What is the interpretation of the eigenvectors of the jacobian matrix? I'm trying to think about the jacobian matrix as a abstract linear map.
What is the interpretation of the eigenvalues and eigenvectors of the jacobian?
 A: Suppose that $F:M\rightarrow N$ is a smooth mapping of Riemannian manifolds, with $F(p)=q$.  Let $<\ , \ >_p$ and $<\ , \ >_q$ denote the metrics in $T_pM$ and $T_qN$.
We can define a bilinear pairing on $T_pM$ by $B(\vec{v},\vec{w})=<DF_p(\vec{v},DF_p(\vec{w})>_q$.  Assuming we used orthonormal bases at $T_pM$ and $T_qN$ to express the matrix for $DF_p$, this is the same as $<DF_p^tDF_p(\vec{v}),\vec{w}>q$.  The matrix of the pairing with respect to the basis at $T_pM$ will be the matrix $DF_p^tDF_p$.  By Lagrange's theorem we can find an orthogonal matrix $P$ so that $P^t(DF_p^tDF)P$ is diagonal. The diagonal entries of that matrix are the eigenvalues of $DF_p^tDF_p$.  They tell you how much the mapping $F$ is distorting distances near $p$, as you map into $N$.

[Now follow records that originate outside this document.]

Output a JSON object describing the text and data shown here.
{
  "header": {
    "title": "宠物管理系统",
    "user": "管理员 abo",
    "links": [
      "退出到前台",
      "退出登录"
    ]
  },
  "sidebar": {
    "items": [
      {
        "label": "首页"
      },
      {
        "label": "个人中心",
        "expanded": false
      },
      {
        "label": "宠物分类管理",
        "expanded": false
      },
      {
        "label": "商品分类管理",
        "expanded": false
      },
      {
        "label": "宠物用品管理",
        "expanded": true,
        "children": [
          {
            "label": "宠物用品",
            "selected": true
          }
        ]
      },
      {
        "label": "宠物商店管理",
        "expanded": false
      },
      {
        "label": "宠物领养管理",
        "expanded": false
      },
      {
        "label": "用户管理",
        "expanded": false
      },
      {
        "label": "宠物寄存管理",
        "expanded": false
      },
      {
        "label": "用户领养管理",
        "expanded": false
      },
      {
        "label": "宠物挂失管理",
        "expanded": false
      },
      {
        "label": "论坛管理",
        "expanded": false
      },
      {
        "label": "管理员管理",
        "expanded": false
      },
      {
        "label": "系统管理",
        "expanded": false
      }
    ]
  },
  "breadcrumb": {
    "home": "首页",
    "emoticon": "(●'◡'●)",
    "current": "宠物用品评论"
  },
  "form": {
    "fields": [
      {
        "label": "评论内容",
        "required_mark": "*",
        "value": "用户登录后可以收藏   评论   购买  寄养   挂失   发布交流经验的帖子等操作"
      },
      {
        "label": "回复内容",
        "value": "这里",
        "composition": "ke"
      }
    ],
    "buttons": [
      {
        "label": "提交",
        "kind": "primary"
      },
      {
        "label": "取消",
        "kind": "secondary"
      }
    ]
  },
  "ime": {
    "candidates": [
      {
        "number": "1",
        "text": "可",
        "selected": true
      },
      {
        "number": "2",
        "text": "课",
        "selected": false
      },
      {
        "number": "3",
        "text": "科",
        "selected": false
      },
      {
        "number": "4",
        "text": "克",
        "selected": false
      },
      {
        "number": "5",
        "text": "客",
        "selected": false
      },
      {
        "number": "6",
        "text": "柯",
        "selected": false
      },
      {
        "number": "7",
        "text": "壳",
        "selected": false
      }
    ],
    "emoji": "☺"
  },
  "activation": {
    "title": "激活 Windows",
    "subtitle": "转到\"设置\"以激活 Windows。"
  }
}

It isn't exactly the eigenvalues of $DF_p$, but you could say things about the eigenvalues of $DF_p^tDF_p$ in terms of the eigenvalues of $DF_p$. 

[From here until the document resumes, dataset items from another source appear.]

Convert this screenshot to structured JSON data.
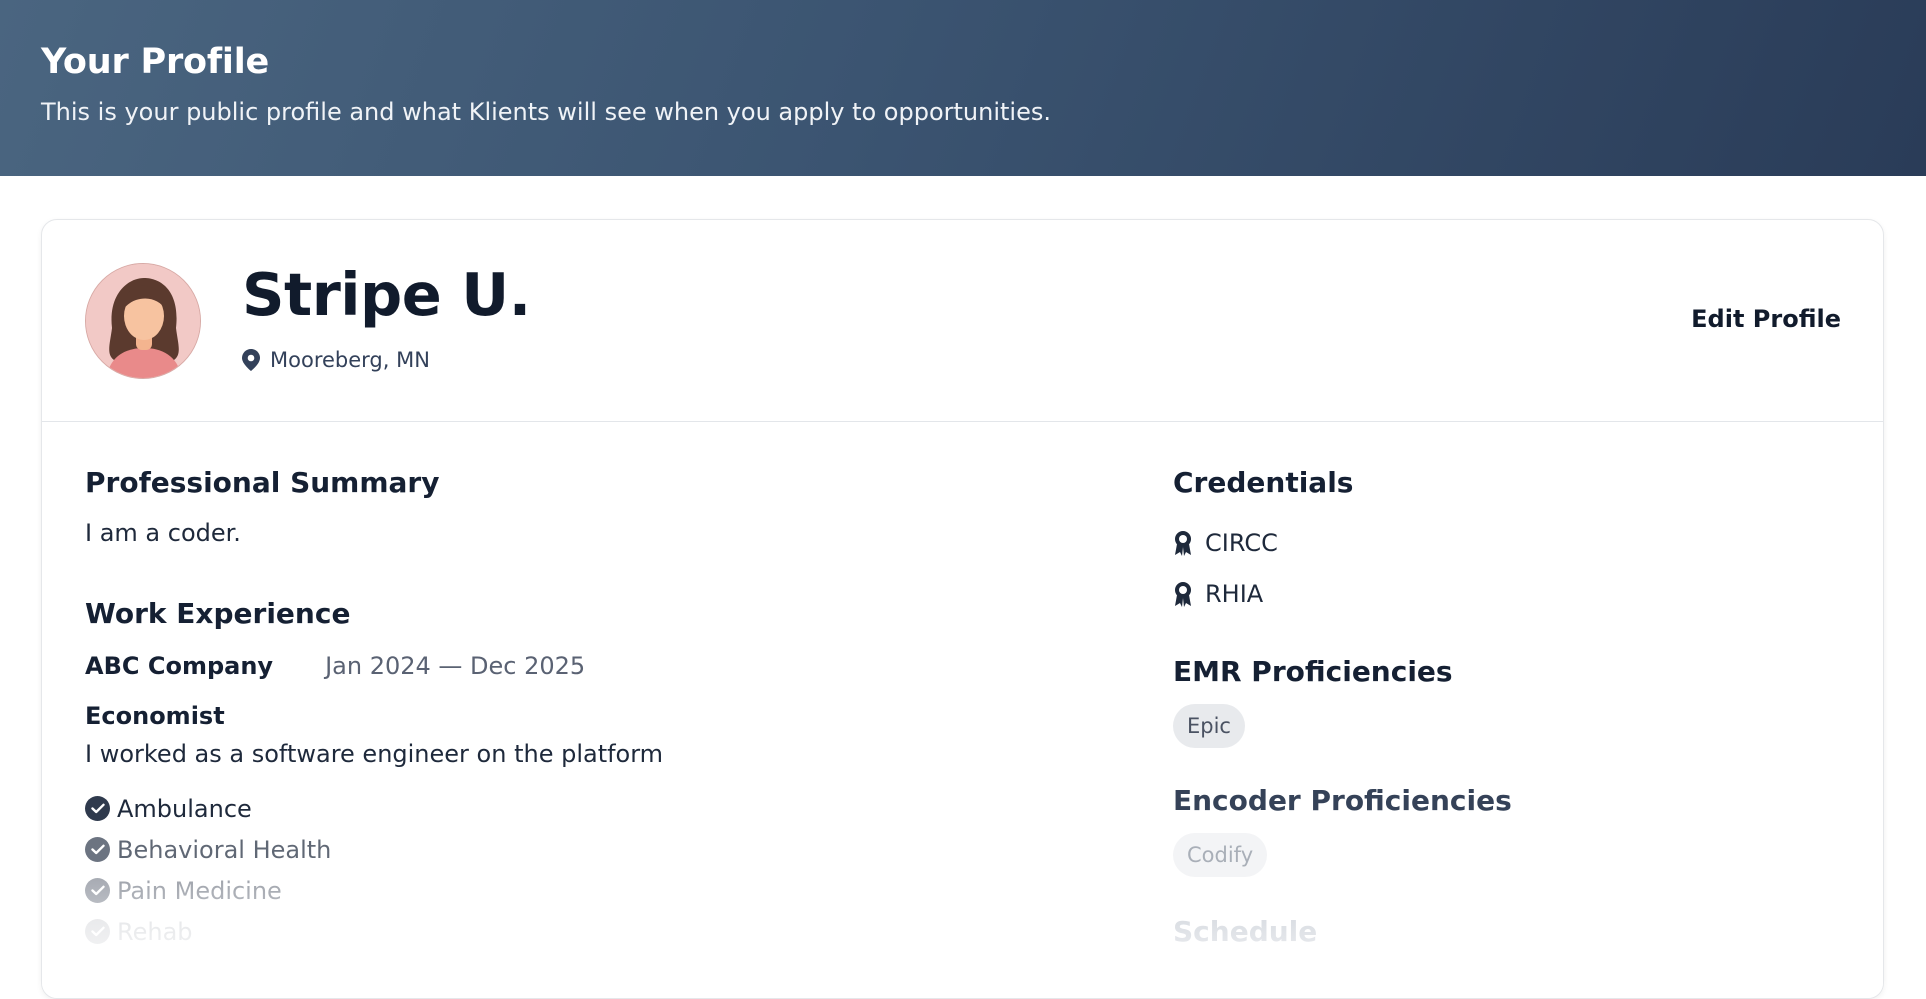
{
  "header": {
    "title": "Your Profile",
    "subtitle": "This is your public profile and what Klients will see when you apply to opportunities."
  },
  "profile": {
    "name": "Stripe U.",
    "location": "Mooreberg, MN",
    "edit_label": "Edit Profile"
  },
  "summary": {
    "heading": "Professional Summary",
    "text": "I am a coder."
  },
  "work": {
    "heading": "Work Experience",
    "items": [
      {
        "company": "ABC Company",
        "dates": "Jan 2024 — Dec 2025",
        "role": "Economist",
        "description": "I worked as a software engineer on the platform",
        "specialties": [
          "Ambulance",
          "Behavioral Health",
          "Pain Medicine",
          "Rehab"
        ]
      }
    ]
  },
  "credentials": {
    "heading": "Credentials",
    "items": [
      "CIRCC",
      "RHIA"
    ]
  },
  "emr": {
    "heading": "EMR Proficiencies",
    "items": [
      "Epic"
    ]
  },
  "encoder": {
    "heading": "Encoder Proficiencies",
    "items": [
      "Codify"
    ]
  },
  "schedule": {
    "heading": "Schedule"
  },
  "colors": {
    "hero_start": "#4a6580",
    "hero_end": "#2a3c58",
    "text_dark": "#111b2c",
    "check": "#2f3a4d"
  }
}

Admittedly it's not pithy and aha.  But it is an understanding of how the eigenvalues of the matrix $DF_p$ are reflected in the local geometry.

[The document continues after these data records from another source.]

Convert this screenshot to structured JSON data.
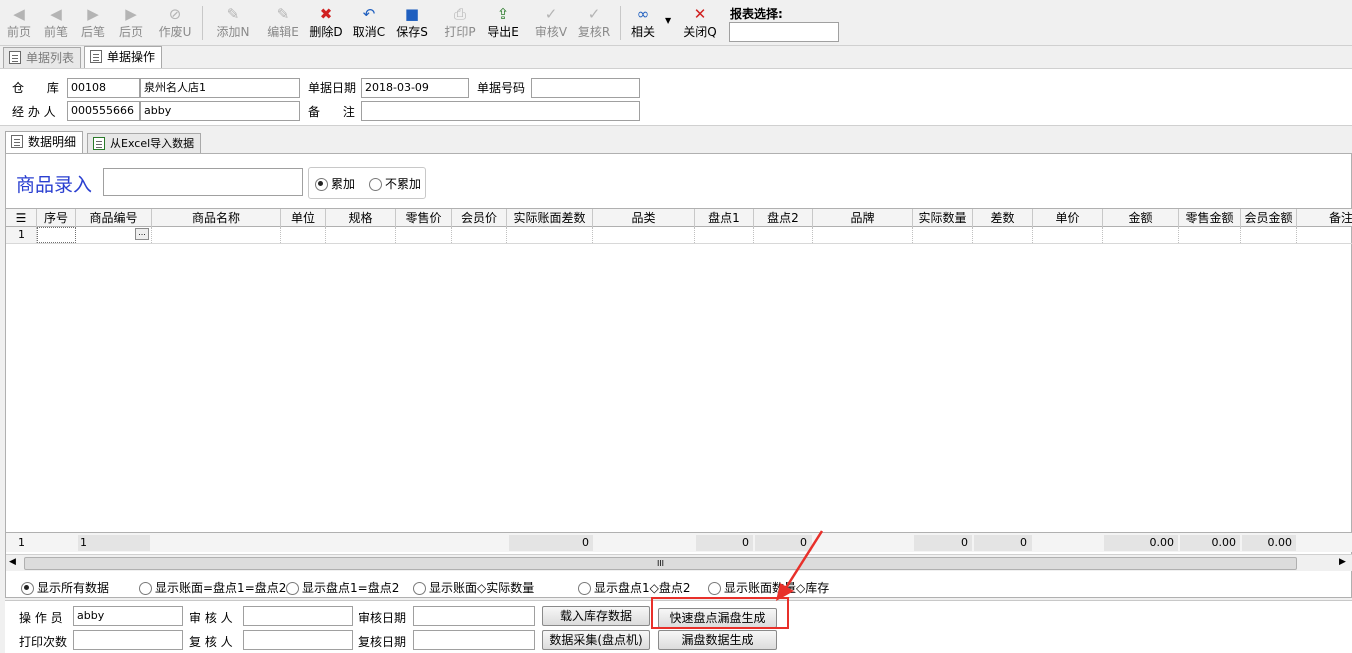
{
  "toolbar": {
    "buttons": [
      {
        "id": "first",
        "label": "前页",
        "icon": "◀"
      },
      {
        "id": "prev",
        "label": "前笔",
        "icon": "◀"
      },
      {
        "id": "next",
        "label": "后笔",
        "icon": "▶"
      },
      {
        "id": "last",
        "label": "后页",
        "icon": "▶"
      },
      {
        "id": "void",
        "label": "作废U",
        "icon": "⊘"
      },
      {
        "id": "add",
        "label": "添加N",
        "icon": "✎"
      },
      {
        "id": "edit",
        "label": "编辑E",
        "icon": "✎"
      },
      {
        "id": "delete",
        "label": "删除D",
        "icon": "✖"
      },
      {
        "id": "cancel",
        "label": "取消C",
        "icon": "↶"
      },
      {
        "id": "save",
        "label": "保存S",
        "icon": "■"
      },
      {
        "id": "print",
        "label": "打印P",
        "icon": "⎙"
      },
      {
        "id": "export",
        "label": "导出E",
        "icon": "⇪"
      },
      {
        "id": "audit",
        "label": "审核V",
        "icon": "✓"
      },
      {
        "id": "reaudit",
        "label": "复核R",
        "icon": "✓"
      },
      {
        "id": "related",
        "label": "相关",
        "icon": "∞"
      },
      {
        "id": "close",
        "label": "关闭Q",
        "icon": "✕"
      }
    ],
    "report_label": "报表选择:",
    "report_value": ""
  },
  "tabs": {
    "list": "单据列表",
    "operation": "单据操作"
  },
  "header": {
    "warehouse_label": "仓      库",
    "warehouse_code": "00108",
    "warehouse_name": "泉州名人店1",
    "date_label": "单据日期",
    "date_value": "2018-03-09",
    "number_label": "单据号码",
    "number_value": "",
    "handler_label": "经 办 人",
    "handler_code": "000555666",
    "handler_name": "abby",
    "remark_label": "备      注",
    "remark_value": ""
  },
  "subtabs": {
    "detail": "数据明细",
    "excel": "从Excel导入数据"
  },
  "entry": {
    "label": "商品录入",
    "value": "",
    "mode_add": "累加",
    "mode_noadd": "不累加"
  },
  "grid": {
    "columns": [
      "序号",
      "商品编号",
      "商品名称",
      "单位",
      "规格",
      "零售价",
      "会员价",
      "实际账面差数",
      "品类",
      "盘点1",
      "盘点2",
      "品牌",
      "实际数量",
      "差数",
      "单价",
      "金额",
      "零售金额",
      "会员金额",
      "备注"
    ],
    "rows": [
      {
        "index": "1"
      }
    ],
    "footer": {
      "row_count": "1",
      "code_count": "1",
      "diff_total": "0",
      "count1_total": "0",
      "count2_total": "0",
      "actual_total": "0",
      "diff_count_total": "0",
      "amount_total": "0.00",
      "retail_total": "0.00",
      "member_total": "0.00"
    },
    "scroll_glyph": "III"
  },
  "filters": [
    {
      "label": "显示所有数据",
      "checked": true
    },
    {
      "label": "显示账面=盘点1=盘点2",
      "checked": false
    },
    {
      "label": "显示盘点1=盘点2",
      "checked": false
    },
    {
      "label": "显示账面◇实际数量",
      "checked": false
    },
    {
      "label": "显示盘点1◇盘点2",
      "checked": false
    },
    {
      "label": "显示账面数量◇库存",
      "checked": false
    }
  ],
  "footer_form": {
    "operator_label": "操 作 员",
    "operator_value": "abby",
    "auditor_label": "审 核 人",
    "auditor_value": "",
    "audit_date_label": "审核日期",
    "audit_date_value": "",
    "print_count_label": "打印次数",
    "print_count_value": "",
    "reviewer_label": "复 核 人",
    "reviewer_value": "",
    "review_date_label": "复核日期",
    "review_date_value": "",
    "btn_load_stock": "载入库存数据",
    "btn_quick_generate": "快速盘点漏盘生成",
    "btn_collect": "数据采集(盘点机)",
    "btn_missing_generate": "漏盘数据生成"
  },
  "colors": {
    "highlight": "#e8302a",
    "entry_label": "#2a3fd0"
  }
}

A: What Frank Science has said in the question comment above is right. I'm simply expanding on his comment here:
Since the Jacobian has eigenvectors, it is square i.e. the input and output space have same dimensions. If there is some kind of natural interpretation to the input and output basis and they can be mapped to each other, the eigenvectors of the Jacobian represent those directions in the input space, where if you move locally (small amount), you move in the same direction in the output space. This interpretation is no different from that of the eigenvectors of any matrix. The only addition is that of local (small) movement, because the Jacobian approximates the original function locally.